Fun with Authorization
Hello again, and a happy Friday to you! I'm back with a sequel update to the inaugural update. If you're thinking "too soon", that's good feedback. I won't know it because it's a thought in your head, but I appreciate the feedback nonetheless.
In any case, let's proceed with the update. As you'll no doubt recall, we declared last week that the main impetus for the coming week had to do with user authorization in Whally, a new system for running schools. Indeed, the entire week was consumed with such. Substantially gratifying progress is evident 7 days later.
What is authorization?
Authorization is a word in the English language that means "you're allowed to do such-and-such". For example, children often ask "hey mom am I authorized to have a granola bar?" At such time and every such time, a decision must be made. Should the granola be allowed, or denied? What policies apply to this situation? Then an answer: "nope". Or "sure, I'm tired, whatever."
The are various ways to approach such decision-making. The easy way is a single policy that always applies to everyone, like: adults get granola, kids don't. Or vice-versa. I thought about using this strategy and being done with the task in a few hours.
But people quickly become annoyed by strict, inflexible policies and demand exceptions. But what about when I turn 12? As almost-adult, kid policy shouldn't really apply. So we need to adapt the rules over time depending on the case. This is where roles and permissions come in.
A permission is a specific action, like "unwrap the bar". Another might be "actually eat the bar". In theory, you could allow one and not the other, but good luck. A role can be thought of as a consistent collection of allowed permissions, like "Uncle Noah can always unwrap AND eat the bar". We'd like to codify such a role and apply it where appropriate, rather than coming up with unique rules every time.
Whally now understands such things. You can define a user to have a role. which confers a configurable set of permissions. You can also create any number of custom roles to meet specific needs, and apply these to any user in your organization. In doing so, it's easy to understand at a glance who can access and affect what in the system.
This now exists in the brand-new administration interface in Whally. People in the organization can be managed:
Any number of roles could be invented to suit one's purposes. There will be some standard roles to make things easy:
User authorization might seem super boring, but it actually has some fun or interesting aspects. For example, what about access to specific items? You might want to "share" a single file or student record to a specific person, like a parent, to allow viewing or editing that information alone. This requires a second layer of access, which Whally now understands and will further manifest.

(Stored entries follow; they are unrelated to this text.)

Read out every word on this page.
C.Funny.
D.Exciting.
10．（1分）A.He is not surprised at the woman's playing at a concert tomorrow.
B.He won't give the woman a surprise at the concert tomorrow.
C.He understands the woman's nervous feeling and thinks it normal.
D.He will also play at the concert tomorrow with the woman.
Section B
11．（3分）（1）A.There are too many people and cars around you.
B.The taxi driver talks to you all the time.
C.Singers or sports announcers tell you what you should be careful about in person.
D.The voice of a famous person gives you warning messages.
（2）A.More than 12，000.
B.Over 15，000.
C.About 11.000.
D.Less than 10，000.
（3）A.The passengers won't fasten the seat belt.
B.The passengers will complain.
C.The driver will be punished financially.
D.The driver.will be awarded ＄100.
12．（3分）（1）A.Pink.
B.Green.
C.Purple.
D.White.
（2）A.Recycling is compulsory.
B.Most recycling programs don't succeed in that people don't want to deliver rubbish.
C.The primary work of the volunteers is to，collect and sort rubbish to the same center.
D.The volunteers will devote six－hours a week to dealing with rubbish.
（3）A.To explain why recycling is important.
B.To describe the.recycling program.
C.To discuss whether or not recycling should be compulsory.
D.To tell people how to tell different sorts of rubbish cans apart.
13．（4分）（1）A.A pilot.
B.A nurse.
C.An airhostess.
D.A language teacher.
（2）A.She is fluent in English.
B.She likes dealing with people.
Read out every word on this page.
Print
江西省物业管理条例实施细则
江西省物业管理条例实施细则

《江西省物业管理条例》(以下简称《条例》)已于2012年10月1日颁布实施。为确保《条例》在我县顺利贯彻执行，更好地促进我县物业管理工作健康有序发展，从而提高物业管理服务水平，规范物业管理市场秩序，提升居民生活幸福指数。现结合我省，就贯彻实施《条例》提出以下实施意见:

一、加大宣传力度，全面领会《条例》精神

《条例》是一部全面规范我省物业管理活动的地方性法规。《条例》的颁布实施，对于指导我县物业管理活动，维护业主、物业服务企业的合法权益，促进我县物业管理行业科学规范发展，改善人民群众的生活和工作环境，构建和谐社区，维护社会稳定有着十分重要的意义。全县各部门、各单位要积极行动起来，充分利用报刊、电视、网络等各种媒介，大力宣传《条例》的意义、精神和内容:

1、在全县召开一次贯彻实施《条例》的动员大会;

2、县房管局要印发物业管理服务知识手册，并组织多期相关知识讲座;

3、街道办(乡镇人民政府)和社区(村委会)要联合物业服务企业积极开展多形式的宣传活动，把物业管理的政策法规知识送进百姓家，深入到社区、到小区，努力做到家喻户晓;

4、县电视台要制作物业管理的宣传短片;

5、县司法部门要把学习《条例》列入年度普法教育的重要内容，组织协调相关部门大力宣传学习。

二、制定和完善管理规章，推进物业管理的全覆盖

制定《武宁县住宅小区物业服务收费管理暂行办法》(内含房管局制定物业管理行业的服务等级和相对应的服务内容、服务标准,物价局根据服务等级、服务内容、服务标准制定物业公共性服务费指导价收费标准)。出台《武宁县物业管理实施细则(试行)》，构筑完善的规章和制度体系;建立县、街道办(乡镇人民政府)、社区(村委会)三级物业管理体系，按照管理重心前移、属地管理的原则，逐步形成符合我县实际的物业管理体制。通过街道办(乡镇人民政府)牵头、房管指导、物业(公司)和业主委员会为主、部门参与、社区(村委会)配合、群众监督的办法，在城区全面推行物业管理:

Also, authorization is a performance-sensitive process. Literally every time you do anything in the system, a decision has to be made about whether you are allowed. There is no "I'm tired, go for it" in the systems world. Ensuring these decisions can be made very quickly and efficiently is a perfect opportunity to bring OCD overengineering to bear.
In other news, the initial layout for the app is taking shape. One aspect is the Students view, which is the primary place student information is managed. Quite a bit has already emerged here, with instant full-text search and support for many data types including images, files, dates, configurable selections, and more.
Once authorization is buttoned up, work can begin in a new, hopefully less tedious area. More soon on what becomes of that.